Songbird Is Another Version Of Booker
According to NeoGAF user A-V-B, Songbird may actually be another mutated version of Booker DeWitt. The evidence for this theory is the difficulty of imprinting apparent machines onto others, as shown with the Big Daddies and Little Sisters. Songbird seems to have an incredibly strong relationship with Elizabeth and protects her at all costs. The only other person to have such a bond with her is Booker. It may even be possible for Fink to capture a Booker from another parallel universe.
Elizabeth Has An Instinctive Need To Kill Booker
Throughout the course of BioShock Infinite, Elizabeth is able to create tears in reality and bring in items from other parallel universes. One of the ways this manifests itself is when she brings what she calls decoys of Booker into the world to distract enemies. TVsNoah of Reddit advances the idea that these aren’t constructed decoys, but just different versions of Booker from other worlds.
Grabbing real people would be easier than mechanically created ones and it would also add a deeper layer to Elizabeth. She is instinctively bringing in these Bookers to be killed in brutal ways because she subconsciously knows that they and Comstock are the same person.
Songbird Is Elizabeth’s Mother
While some fans have argued Booker is really Songbird, one GameFAQs user believes Elizabeth’s mechanical protector is actually created from a selection of her mother’s characteristics. Late in the story, the ghost of Elizabeth’s mother appears, and she’s dead-set on killing the game’s heroes. To explain this, Elizabeth says, “I brought back a version of you from a reality I built up in my head,” implying the malicious ghost is a manifestation of Elizabeth’s perception of her mother’s resentment.
According to the theory, Songbird is a similar manifestation, only it comes from the loving memories Elizabeth has of her mother. This explains why Songbird is fully committed to protecting Elizabeth, as well as why the creature seemingly has it out for Booker. If Booker and Lady Comstock are Elizabeth’s parents, then the whole game can be seen as a massive custody battle.
‘BioShock’ And Its Sequel Are Just Simulations Running In Your Head
One theory proposed by Redditor /u/JoeDaStudd advocates that the events of both BioShock and BioShock 2 are training simulations rather than real-life interactions. He argues that the apparent journey and choices made throughout the games are just illusions, methods that would be perfect for training a Big Daddy to choose to bond with a Little Sister. The simulations effectively manipulate the player into becoming a Big Daddy without there being any free will involved.
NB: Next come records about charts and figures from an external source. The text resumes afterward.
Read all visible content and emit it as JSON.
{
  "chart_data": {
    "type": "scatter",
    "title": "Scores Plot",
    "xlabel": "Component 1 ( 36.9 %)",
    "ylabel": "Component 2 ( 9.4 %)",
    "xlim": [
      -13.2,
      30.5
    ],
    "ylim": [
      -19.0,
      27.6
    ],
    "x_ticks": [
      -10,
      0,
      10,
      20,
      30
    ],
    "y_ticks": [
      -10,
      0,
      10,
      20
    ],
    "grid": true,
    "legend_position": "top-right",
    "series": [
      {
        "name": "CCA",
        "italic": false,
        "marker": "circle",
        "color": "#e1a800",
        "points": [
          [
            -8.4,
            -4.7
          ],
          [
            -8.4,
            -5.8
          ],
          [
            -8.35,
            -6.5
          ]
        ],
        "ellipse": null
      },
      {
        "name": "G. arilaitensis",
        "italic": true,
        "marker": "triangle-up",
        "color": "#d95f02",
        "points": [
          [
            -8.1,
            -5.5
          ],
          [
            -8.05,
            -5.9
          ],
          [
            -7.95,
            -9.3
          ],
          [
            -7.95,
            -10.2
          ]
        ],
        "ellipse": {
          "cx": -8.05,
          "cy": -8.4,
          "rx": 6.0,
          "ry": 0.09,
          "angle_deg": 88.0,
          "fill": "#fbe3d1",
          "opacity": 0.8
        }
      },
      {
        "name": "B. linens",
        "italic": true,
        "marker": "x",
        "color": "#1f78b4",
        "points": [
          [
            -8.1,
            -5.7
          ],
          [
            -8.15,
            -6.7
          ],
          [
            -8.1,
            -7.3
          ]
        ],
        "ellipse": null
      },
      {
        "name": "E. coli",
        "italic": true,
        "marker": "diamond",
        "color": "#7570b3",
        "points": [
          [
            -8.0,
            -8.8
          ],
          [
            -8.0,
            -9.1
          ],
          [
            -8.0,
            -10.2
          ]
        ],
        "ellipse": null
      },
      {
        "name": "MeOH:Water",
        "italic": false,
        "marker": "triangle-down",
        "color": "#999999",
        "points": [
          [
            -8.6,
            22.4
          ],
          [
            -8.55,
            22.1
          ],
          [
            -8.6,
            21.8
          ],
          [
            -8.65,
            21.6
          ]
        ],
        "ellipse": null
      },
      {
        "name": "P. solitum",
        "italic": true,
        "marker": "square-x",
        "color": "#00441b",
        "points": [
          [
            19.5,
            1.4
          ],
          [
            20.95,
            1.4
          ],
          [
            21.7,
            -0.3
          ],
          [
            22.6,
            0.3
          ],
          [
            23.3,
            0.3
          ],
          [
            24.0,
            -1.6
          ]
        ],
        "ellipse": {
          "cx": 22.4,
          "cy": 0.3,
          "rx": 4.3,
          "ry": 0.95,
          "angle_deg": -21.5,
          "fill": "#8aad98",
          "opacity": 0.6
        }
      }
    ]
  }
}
The Little Sisters Are Ancestors Of The Superheroes From ‘The Incredibles’
The podcast Abstract Nonsense suggests the little sisters are ancestors of the superheroes seen in The Incredibles. If the player achieves the good ending of Bioshock, they’re rewarded with a scene showing the little sisters growing up, getting married, and living normal lives above the ocean’s surface. However, just because they look ordinary doesn’t mean they are. At a young age, Adam slugs are implanted in the girls, giving them special abilities. While Jack can dispel the little sisters’ mind control, there’s no concrete evidence to prove they reverted back into normal humans.
Since Bioshock takes place in 1960, the escaped little sisters reach maturity in the ’70s, the exact period when superpower use was first recorded in The Incredibles. Additionally, many of the heroes in The Incredibles feel constrained, as they are superhumans living among an unremarkable populous. This sentiment is shared by Andrew Ryan, who created Rapture to give gifted humans a place to explore their powers.